Whirlwind. This week has been just that.
I self-published a book that I never wanted to self-publish. It was just a little something I wrote during one of the most challenging times of my life as a mom. My writers group encouraged creating a product to add to my site and I thought, why not? So I dusted off the incredibly raw study I wrote at the beginning of 2018 and jumped into the self-publishing realm.
May 1st I birthed that baby into the world and to say the least, I am humbled by the goodness of God. I am so overwhelmed by the likes, shares, and comments by friends, acquaintances, and total strangers.
Launch day was something I didn’t want to put too much thought into. At first, I just wanted the day to happen without too much fanfare. But I knew I would regret not celebrating this little why not of a book. So, I began my day at the zoo with my daughter’s kindergarten, then had lunch with a few friends. That’s all I had planned and I was good with that.
God had a little fanfare of His own.
I walked out of the house that morning and my favorite flower had bloomed. I carried purple irises in my wedding and we just happen to have tiny purple irises at the bottom of our front steps. Just one iris bloomed for me that morning. This little wink from God reminded me that He has been with me from the beginning.
I relished my time with my kindergartner at the zoo. This was her first zoo experience (that she remembers) so watching her excitement while a massive giraffe licked food from my hand was priceless.
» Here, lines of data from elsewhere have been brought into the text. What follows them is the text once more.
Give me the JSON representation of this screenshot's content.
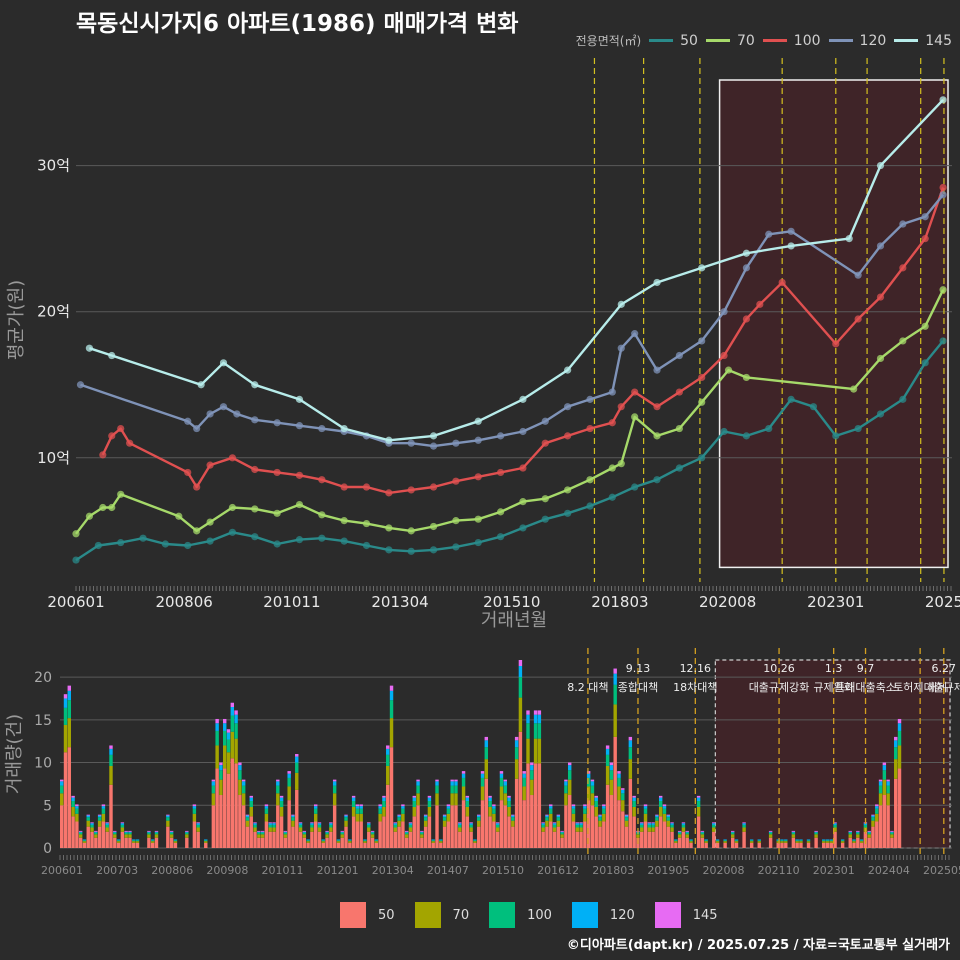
{
  "title": "목동신시가지6 아파트(1986) 매매가격 변화",
  "legend": {
    "title": "전용면적(㎡)",
    "items": [
      {
        "label": "50",
        "line_color": "#2a8a8a",
        "bar_color": "#f8766d"
      },
      {
        "label": "70",
        "line_color": "#a6d96a",
        "bar_color": "#a3a500"
      },
      {
        "label": "100",
        "line_color": "#e05050",
        "bar_color": "#00bf7d"
      },
      {
        "label": "120",
        "line_color": "#7f93b8",
        "bar_color": "#00b0f6"
      },
      {
        "label": "145",
        "line_color": "#b7ecea",
        "bar_color": "#e76bf3"
      }
    ]
  },
  "credit": "©디아파트(dapt.kr) / 2025.07.25 / 자료=국토교통부 실거래가",
  "chart_data": [
    {
      "type": "line",
      "title": "목동신시가지6 아파트(1986) 매매가격 변화",
      "xlabel": "거래년월",
      "ylabel": "평균가(원)",
      "y_unit": "억",
      "ylim": [
        1.5,
        37.5
      ],
      "yticks": [
        10,
        20,
        30
      ],
      "ytick_labels": [
        "10억",
        "20억",
        "30억"
      ],
      "xlim": [
        2006.0,
        2025.6
      ],
      "xticks": [
        2006.0,
        2008.42,
        2010.83,
        2013.25,
        2015.75,
        2018.17,
        2020.58,
        2023.0,
        2025.42
      ],
      "xtick_labels": [
        "200601",
        "200806",
        "201011",
        "201304",
        "201510",
        "201803",
        "202008",
        "202301",
        "2025"
      ],
      "series": [
        {
          "name": "50",
          "color": "#2a8a8a",
          "x": [
            2006.0,
            2006.5,
            2007.0,
            2007.5,
            2008.0,
            2008.5,
            2009.0,
            2009.5,
            2010.0,
            2010.5,
            2011.0,
            2011.5,
            2012.0,
            2012.5,
            2013.0,
            2013.5,
            2014.0,
            2014.5,
            2015.0,
            2015.5,
            2016.0,
            2016.5,
            2017.0,
            2017.5,
            2018.0,
            2018.5,
            2019.0,
            2019.5,
            2020.0,
            2020.5,
            2021.0,
            2021.5,
            2022.0,
            2022.5,
            2023.0,
            2023.5,
            2024.0,
            2024.5,
            2025.0,
            2025.4
          ],
          "y": [
            3.0,
            4.0,
            4.2,
            4.5,
            4.1,
            4.0,
            4.3,
            4.9,
            4.6,
            4.1,
            4.4,
            4.5,
            4.3,
            4.0,
            3.7,
            3.6,
            3.7,
            3.9,
            4.2,
            4.6,
            5.2,
            5.8,
            6.2,
            6.7,
            7.3,
            8.0,
            8.5,
            9.3,
            10.0,
            11.8,
            11.5,
            12.0,
            14.0,
            13.5,
            11.5,
            12.0,
            13.0,
            14.0,
            16.5,
            18.0
          ]
        },
        {
          "name": "70",
          "color": "#a6d96a",
          "x": [
            2006.0,
            2006.3,
            2006.6,
            2006.8,
            2007.0,
            2008.3,
            2008.7,
            2009.0,
            2009.5,
            2010.0,
            2010.5,
            2011.0,
            2011.5,
            2012.0,
            2012.5,
            2013.0,
            2013.5,
            2014.0,
            2014.5,
            2015.0,
            2015.5,
            2016.0,
            2016.5,
            2017.0,
            2017.5,
            2018.0,
            2018.2,
            2018.5,
            2019.0,
            2019.5,
            2020.0,
            2020.6,
            2021.0,
            2023.4,
            2024.0,
            2024.5,
            2025.0,
            2025.4
          ],
          "y": [
            4.8,
            6.0,
            6.6,
            6.6,
            7.5,
            6.0,
            5.0,
            5.6,
            6.6,
            6.5,
            6.2,
            6.8,
            6.1,
            5.7,
            5.5,
            5.2,
            5.0,
            5.3,
            5.7,
            5.8,
            6.3,
            7.0,
            7.2,
            7.8,
            8.5,
            9.3,
            9.6,
            12.8,
            11.5,
            12.0,
            13.8,
            16.0,
            15.5,
            14.7,
            16.8,
            18.0,
            19.0,
            21.5
          ]
        },
        {
          "name": "100",
          "color": "#e05050",
          "x": [
            2006.6,
            2006.8,
            2007.0,
            2007.2,
            2008.5,
            2008.7,
            2009.0,
            2009.5,
            2010.0,
            2010.5,
            2011.0,
            2011.5,
            2012.0,
            2012.5,
            2013.0,
            2013.5,
            2014.0,
            2014.5,
            2015.0,
            2015.5,
            2016.0,
            2016.5,
            2017.0,
            2017.5,
            2018.0,
            2018.2,
            2018.5,
            2019.0,
            2019.5,
            2020.0,
            2020.5,
            2021.0,
            2021.3,
            2021.8,
            2023.0,
            2023.5,
            2024.0,
            2024.5,
            2025.0,
            2025.4
          ],
          "y": [
            10.2,
            11.5,
            12.0,
            11.0,
            9.0,
            8.0,
            9.5,
            10.0,
            9.2,
            9.0,
            8.8,
            8.5,
            8.0,
            8.0,
            7.6,
            7.8,
            8.0,
            8.4,
            8.7,
            9.0,
            9.3,
            11.0,
            11.5,
            12.0,
            12.4,
            13.5,
            14.5,
            13.5,
            14.5,
            15.5,
            17.0,
            19.5,
            20.5,
            22.0,
            17.8,
            19.5,
            21.0,
            23.0,
            25.0,
            28.5
          ]
        },
        {
          "name": "120",
          "color": "#7f93b8",
          "x": [
            2006.1,
            2008.5,
            2008.7,
            2009.0,
            2009.3,
            2009.6,
            2010.0,
            2010.5,
            2011.0,
            2011.5,
            2012.0,
            2012.5,
            2013.0,
            2013.5,
            2014.0,
            2014.5,
            2015.0,
            2015.5,
            2016.0,
            2016.5,
            2017.0,
            2017.5,
            2018.0,
            2018.2,
            2018.5,
            2019.0,
            2019.5,
            2020.0,
            2020.5,
            2021.0,
            2021.5,
            2022.0,
            2023.5,
            2024.0,
            2024.5,
            2025.0,
            2025.4
          ],
          "y": [
            15.0,
            12.5,
            12.0,
            13.0,
            13.5,
            13.0,
            12.6,
            12.4,
            12.2,
            12.0,
            11.8,
            11.5,
            11.0,
            11.0,
            10.8,
            11.0,
            11.2,
            11.5,
            11.8,
            12.5,
            13.5,
            14.0,
            14.5,
            17.5,
            18.5,
            16.0,
            17.0,
            18.0,
            20.0,
            23.0,
            25.3,
            25.5,
            22.5,
            24.5,
            26.0,
            26.5,
            28.0
          ]
        },
        {
          "name": "145",
          "color": "#b7ecea",
          "x": [
            2006.3,
            2006.8,
            2008.8,
            2009.3,
            2010.0,
            2011.0,
            2012.0,
            2013.0,
            2014.0,
            2015.0,
            2016.0,
            2017.0,
            2018.2,
            2019.0,
            2020.0,
            2021.0,
            2022.0,
            2023.3,
            2024.0,
            2025.4
          ],
          "y": [
            17.5,
            17.0,
            15.0,
            16.5,
            15.0,
            14.0,
            12.0,
            11.2,
            11.5,
            12.5,
            14.0,
            16.0,
            20.5,
            22.0,
            23.0,
            24.0,
            24.5,
            25.0,
            30.0,
            34.5
          ]
        }
      ],
      "events": [
        {
          "x": 2017.6,
          "label": "8.2 대책"
        },
        {
          "x": 2018.7,
          "label": "9.13 종합대책"
        },
        {
          "x": 2019.96,
          "label": "12.16 18차대책"
        },
        {
          "x": 2021.8,
          "label": "10.26 대출규제강화"
        },
        {
          "x": 2023.0,
          "label": "1.3 규제완화"
        },
        {
          "x": 2023.7,
          "label": "9.7 특례대출축소"
        },
        {
          "x": 2024.9,
          "label": "토허제 해제"
        },
        {
          "x": 2025.42,
          "label": "6.27 대출규제"
        }
      ],
      "highlight_range": [
        2020.4,
        2025.6
      ]
    },
    {
      "type": "bar",
      "stacked": true,
      "ylabel": "거래량(건)",
      "ylim": [
        0,
        22
      ],
      "yticks": [
        0,
        5,
        10,
        15,
        20
      ],
      "xtick_labels": [
        "200601",
        "200703",
        "200806",
        "200908",
        "201011",
        "201201",
        "201304",
        "201407",
        "201510",
        "201612",
        "201803",
        "201905",
        "202008",
        "202110",
        "202301",
        "202404",
        "202505"
      ],
      "annotations": [
        {
          "x": 2017.6,
          "top": "",
          "bottom": "8.2 대책"
        },
        {
          "x": 2018.7,
          "top": "9.13",
          "bottom": "종합대책"
        },
        {
          "x": 2019.96,
          "top": "12.16",
          "bottom": "18차대책"
        },
        {
          "x": 2021.8,
          "top": "10.26",
          "bottom": "대출규제강화"
        },
        {
          "x": 2023.0,
          "top": "1.3",
          "bottom": "규제완화"
        },
        {
          "x": 2023.7,
          "top": "9.7",
          "bottom": "특례대출축소"
        },
        {
          "x": 2024.9,
          "top": "",
          "bottom": "토허제 해제"
        },
        {
          "x": 2025.42,
          "top": "6.27",
          "bottom": "대출규제"
        }
      ],
      "highlight_range": [
        2020.4,
        2025.6
      ],
      "volumes": {
        "x_start": 2006.0,
        "step": 0.0833,
        "total": [
          8,
          18,
          19,
          6,
          5,
          2,
          1,
          4,
          3,
          2,
          4,
          5,
          3,
          12,
          2,
          1,
          3,
          2,
          2,
          1,
          1,
          0,
          0,
          2,
          1,
          2,
          0,
          0,
          4,
          2,
          1,
          0,
          0,
          2,
          0,
          5,
          3,
          0,
          1,
          0,
          8,
          15,
          10,
          15,
          14,
          17,
          16,
          10,
          8,
          4,
          6,
          3,
          2,
          2,
          5,
          3,
          3,
          8,
          6,
          2,
          9,
          4,
          11,
          3,
          2,
          1,
          3,
          5,
          3,
          1,
          2,
          3,
          8,
          1,
          2,
          4,
          1,
          6,
          5,
          5,
          1,
          3,
          2,
          1,
          5,
          6,
          12,
          19,
          3,
          4,
          5,
          2,
          3,
          6,
          8,
          2,
          4,
          6,
          1,
          8,
          1,
          4,
          5,
          8,
          8,
          3,
          9,
          6,
          3,
          1,
          4,
          9,
          13,
          6,
          5,
          3,
          9,
          8,
          6,
          4,
          13,
          22,
          9,
          16,
          10,
          16,
          16,
          3,
          4,
          5,
          3,
          4,
          2,
          8,
          10,
          5,
          3,
          3,
          5,
          9,
          8,
          6,
          4,
          5,
          12,
          10,
          21,
          9,
          7,
          4,
          13,
          6,
          2,
          3,
          5,
          3,
          3,
          4,
          6,
          5,
          4,
          3,
          1,
          2,
          3,
          2,
          1,
          0,
          6,
          2,
          1,
          0,
          3,
          1,
          0,
          1,
          0,
          2,
          1,
          0,
          3,
          0,
          1,
          0,
          1,
          0,
          0,
          2,
          0,
          1,
          1,
          1,
          0,
          2,
          1,
          1,
          0,
          1,
          0,
          2,
          0,
          1,
          1,
          1,
          3,
          0,
          1,
          0,
          2,
          1,
          2,
          1,
          3,
          2,
          4,
          5,
          8,
          10,
          8,
          2,
          13,
          15
        ],
        "share": {
          "50": 0.62,
          "70": 0.18,
          "100": 0.11,
          "120": 0.06,
          "145": 0.03
        }
      }
    }
  ]
}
It made me so thankful that I took the time, in an already busy day to be there with her. This was a hug from God who pressed into me five years ago, to step away from the busyness and to cherish my family more.
Lunch with a few friends who have been my little cheering section through the past year was all I needed to end my day. I so appreciated their thoughts and feedback on my manuscript as well as being genuinely excited for me. I moved here almost two years ago. God placed each of them in my life for a significant reason. A reminder that His plans are always better than mine.
After everyone left and my kiddos arrived home from school, I went to my room, shut the door and laid down. I needed some time to breathe and reflect. I opened up Facebook and someone I didn’t even know posted this to my timeline.
Somehow my why not book is on a list. A list that says its a #1 New Release. I don’t know how it qualifies to be there, but I don’t really care. Its on a list that I never in a million years thought would happen. I am glad God reminds me because I often forget, “Now to him who is able to do above and beyond all that we ask or think according to the power that works in us”.(Ephesians 3:20)
Two days later this why not is still at the top of that list.
Friends, don’t be afraid to ask “Why not?” If you feel God has gifted you in an area of your life and you have yet to take the steps to pursue it then, why not? You have nothing to lose and so much to gain because you will see God taking that little why not above and beyond all you could ask or think.
Thank you for all of your support. I can’t wait to see where this why not book will go next.